The good and the phony in the new Williams biopic sit side by side in the opening minutes. After the first of several faux black-and-white interview sequences featuring Bradley Whitford as Williams' producer, Fred Rose, aka “Mr. Exposition,” we get to the star. On a soundstage of the mind, swathed in highly theatrical lighting, Hiddleston performs an a cappella version of “Cold, Cold Heart.”
It's arresting. A hit for both Williams and, on the pop charts the same year, 1951, for Tony Bennett, the song is deathless, a lonesome killer for the ages. Hiddleston, a mellifluous, classically trained British actor best known to American audiences as Loki in “The Avengers” universe, clearly has done his research, his singing homework and his dialect lessons.
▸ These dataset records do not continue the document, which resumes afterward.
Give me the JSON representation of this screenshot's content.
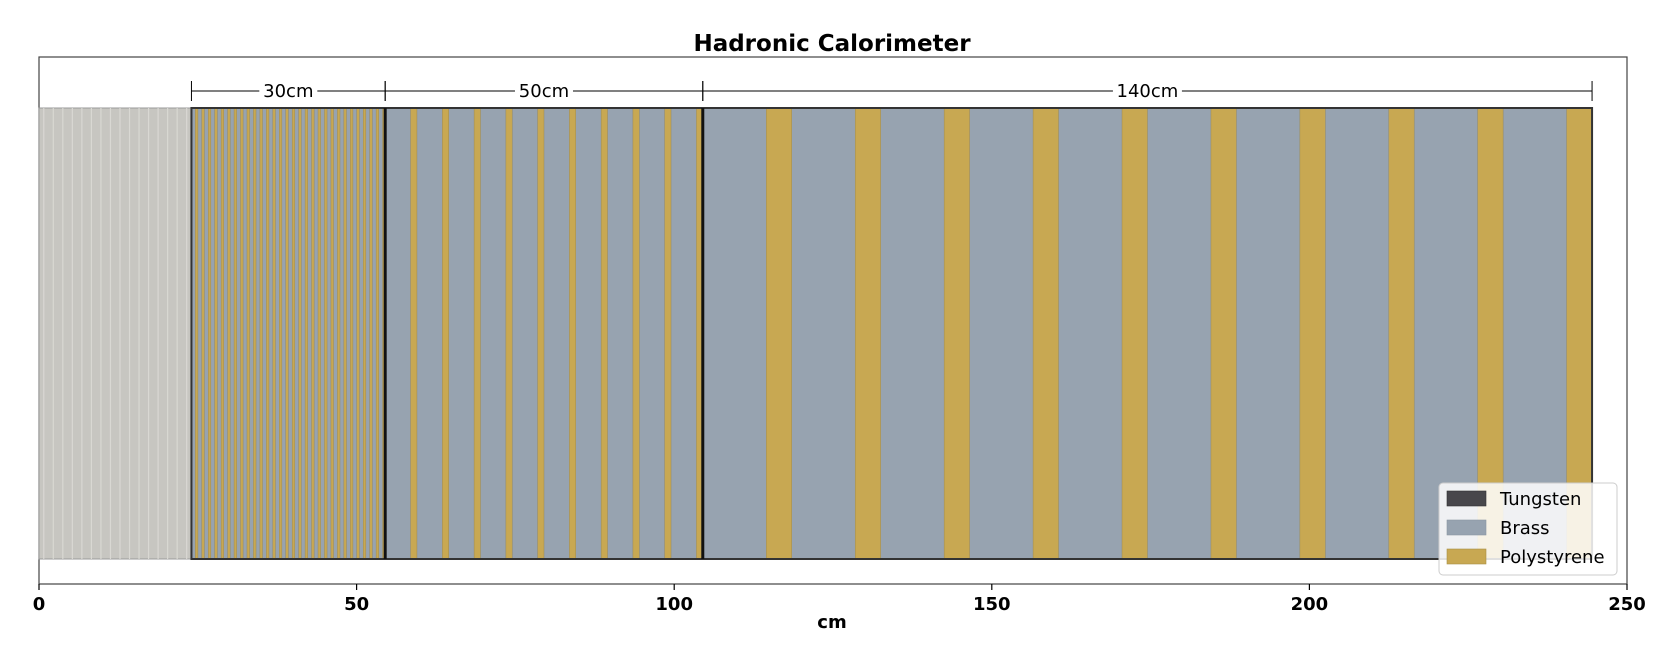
{
  "chart_data": {
    "type": "diagram",
    "title": "Hadronic Calorimeter",
    "xlabel": "cm",
    "xlim": [
      0,
      250
    ],
    "xticks": [
      "0",
      "50",
      "100",
      "150",
      "200",
      "250"
    ],
    "xtick_values": [
      0,
      50,
      100,
      150,
      200,
      250
    ],
    "grid": false,
    "legend_placement": "bottom-right",
    "legend": [
      {
        "name": "Tungsten",
        "color": "#48474b"
      },
      {
        "name": "Brass",
        "color": "#97a3b0"
      },
      {
        "name": "Polystyrene",
        "color": "#c8a852"
      }
    ],
    "upstream_region": {
      "start": 0,
      "end": 24,
      "color": "#c7c6c1",
      "line_color": "#d9d8d3"
    },
    "sections": [
      {
        "label": "30cm",
        "start": 24,
        "end": 54.5,
        "layers": 30,
        "absorber": 0.6,
        "scintillator": 0.4
      },
      {
        "label": "50cm",
        "start": 54.5,
        "end": 104.5,
        "layers": 10,
        "absorber": 4.0,
        "scintillator": 1.0
      },
      {
        "label": "140cm",
        "start": 104.5,
        "end": 244.5,
        "layers": 10,
        "absorber": 10.0,
        "scintillator": 4.0
      }
    ]
  }
}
He strikes a series of precise, Bob Fosse-gone-country poses accompanied by subtly shifting lighting cues.
But was Williams, who died New Year's Day 1953, after 29 years of hard drinking and bad behavior, this sort of performer? Hiddleston holds your attention from the start, but this dreamlike prologue doesn't feel quite right for the subject. The cockiness was there, for sure, and you can see it in the clips of Williams' early-television performances all over YouTube. But there's something off with the filmmaking from the beginning of “I Saw the Light.” For many, Hiddleston will be enough; for two hours, though, he and his co-stars struggle inside the cautious, clip-cloppy rhythm and uncertain style.
Writer-director Marc Abraham adapted his script from “Hank Williams: The Biography” and focuses on Williams' tumultuous love life, beginning with his first wife, fledgling and not-good singer Audrey, played by Elizabeth Olsen. “I Saw the Light” gets going chronologically in the year 1944, when Hank and Audrey got hitched in an Alabama filling station. Already the singer-songwriter's drinking was trouble, and it got worse. The movie tones down the physical abuse and plays up the roguish charm.
We see the Grand Ole Opry successes, the infidelities, the betrayals in due course. Abraham has the best luck with the early scenes between Hiddleston and Olsen; the actors suggest the tensions in the marriage subtly and well. But the writing is prosaic throughout, and longtime producer Abraham's second directorial feature suggests he has much to learn about activating a story visually. Even when it's sticking to the facts on the record, “I Saw the Light” makes real drama out of its real-life dramas only sporadically.
Hiddleston, his eyes full of fire and melancholy longing, was an inspired choice. Everything not quite right with most movies, however, goes wrong long before the actors arrive on set.